Il papa americano va a rendere omaggio a quella Chiesa e a quel modello di successo che ha salvato la Chiesa universale dal naufragio di un’autoreferenzialità disconnessa dall’evoluzione del mondo. I principi “americani” furono ufficialmente accolti nel 1965 dal Concilio Vaticano, introdotti dal gesuita di New York John Courtney Murray su pressione del suo arcivescovo cardinal Francis Joseph Spellman, per decenni trait-d’union tra Roma e Washington. Sono poi diventati, quei principi, quasi un luogo comune, in un’istituzione come la Chiesa cattolica, lentissima nei suoi movimenti di adeguamento alla realtà che cambia, ma lestissima nel metabolizzarli.

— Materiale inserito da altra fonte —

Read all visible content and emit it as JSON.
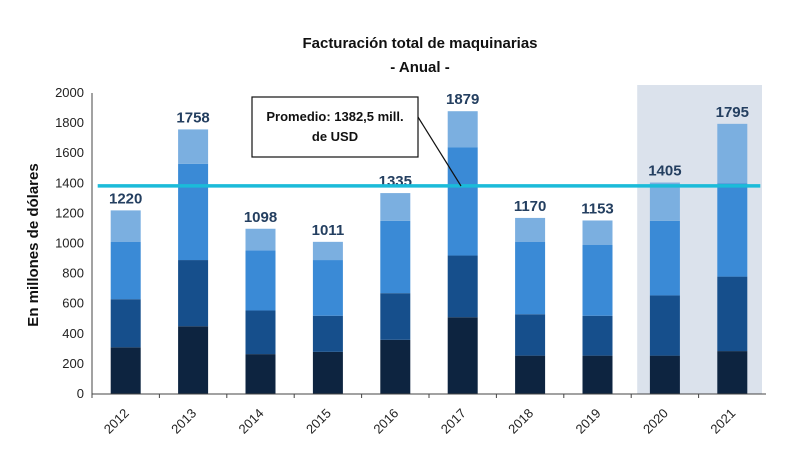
{
  "chart_data": {
    "type": "bar",
    "stacked": true,
    "title": "Facturación total de maquinarias",
    "subtitle": "- Anual -",
    "ylabel": "En millones de dólares",
    "xlabel": "",
    "ylim": [
      0,
      2000
    ],
    "yticks": [
      "0",
      "200",
      "400",
      "600",
      "800",
      "1000",
      "1200",
      "1400",
      "1600",
      "1800",
      "2000"
    ],
    "categories": [
      "2012",
      "2013",
      "2014",
      "2015",
      "2016",
      "2017",
      "2018",
      "2019",
      "2020",
      "2021"
    ],
    "totals": [
      "1220",
      "1758",
      "1098",
      "1011",
      "1335",
      "1879",
      "1170",
      "1153",
      "1405",
      "1795"
    ],
    "series": [
      {
        "values": [
          310,
          450,
          265,
          280,
          360,
          510,
          255,
          255,
          255,
          285
        ],
        "color": "#0d2440"
      },
      {
        "values": [
          320,
          440,
          290,
          240,
          310,
          410,
          275,
          265,
          400,
          495
        ],
        "color": "#164f8c"
      },
      {
        "values": [
          380,
          640,
          400,
          370,
          480,
          720,
          480,
          470,
          495,
          620
        ],
        "color": "#3a8ad6"
      },
      {
        "values": [
          210,
          228,
          143,
          121,
          185,
          239,
          160,
          163,
          255,
          395
        ],
        "color": "#7bafe0"
      }
    ],
    "average": {
      "value": 1382.5,
      "color": "#1bbbd9"
    },
    "callout": {
      "line1": "Promedio: 1382,5 mill.",
      "line2": "de USD"
    },
    "highlight": {
      "categories": [
        "2020",
        "2021"
      ],
      "color": "#dbe2ec"
    },
    "grid": false
  }
}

Benedetto XVI aveva detto che il viaggio negli Stati Uniti del 2006 gli aveva offerto «l’opportunità di riflettere sull’esperienza storica americana della libertà religiosa». Secondo l’ex ambasciatore presso la Santa Sede (2005-2008), Francis Rooney, Giovanni Paolo II e Benedetto XVI  «avevano un genuino e profondo affetto per l’America». «In un certo senso – prosegue il diplomatico – per Benedetto, il modello di una corretta relazione tra la religione e la società civile erano gli Stati Uniti d’America».

Il Papa americano, Jorge Mario Bergoglio, ha fatto un passo in più: in qualità di teorico della “Chiesa in uscita”, sta cercando di universalizzare il modello americano, spingendo anche le Chiese dei paesi cattolici a rinunciare alle rendite di posizione e a partecipare al libero mercato della fede. Sapendo che, su quel mercato, sono i più intraprendenti, ma anche quelli che hanno più esperienza e solidità organizzativa, che, alla fine, si impongono.

Ma la «most successful national Catholic Church in the world» è anche un preziosissimo strumento per gli Stati Uniti in declino relativo. Per il “supplemento d’anima” che può offrire ad un paese che si sente sempre più spesso spaesato e soulless, ma anche per la quantità di servizi sociali – ospedali, centri d’accoglienza, mense, asili, scuole,università – che può mettere a disposizione. E per un personale di origine cattolica che riempie come mai prima d’ora i vertici politici, militari e giudiziari del paese.

Un Papa che parla davanti al Congresso riunito, permettendosi di sferzare l’arroganza imperiale americana, e ricevendone in cambio ovazioni ed applausi, è la nemesi storica dei padri pellegrini sfuggiti alle persecuzioni cattoliche. Ma anche di una Chiesa arroccata in difesa delle sue prerogative, per la quale la libertà religiosa fu a lungo «un delirio».

La paura del declino ha spinto la Chiesa cattolica ad affidarsi (anche) all’esperienza americana, e gli Stati Uniti ad affidarsi (anche) all’esperienza cattolica. La visita di Papa Francesco è un suggello di questo singolare incrocio di destini.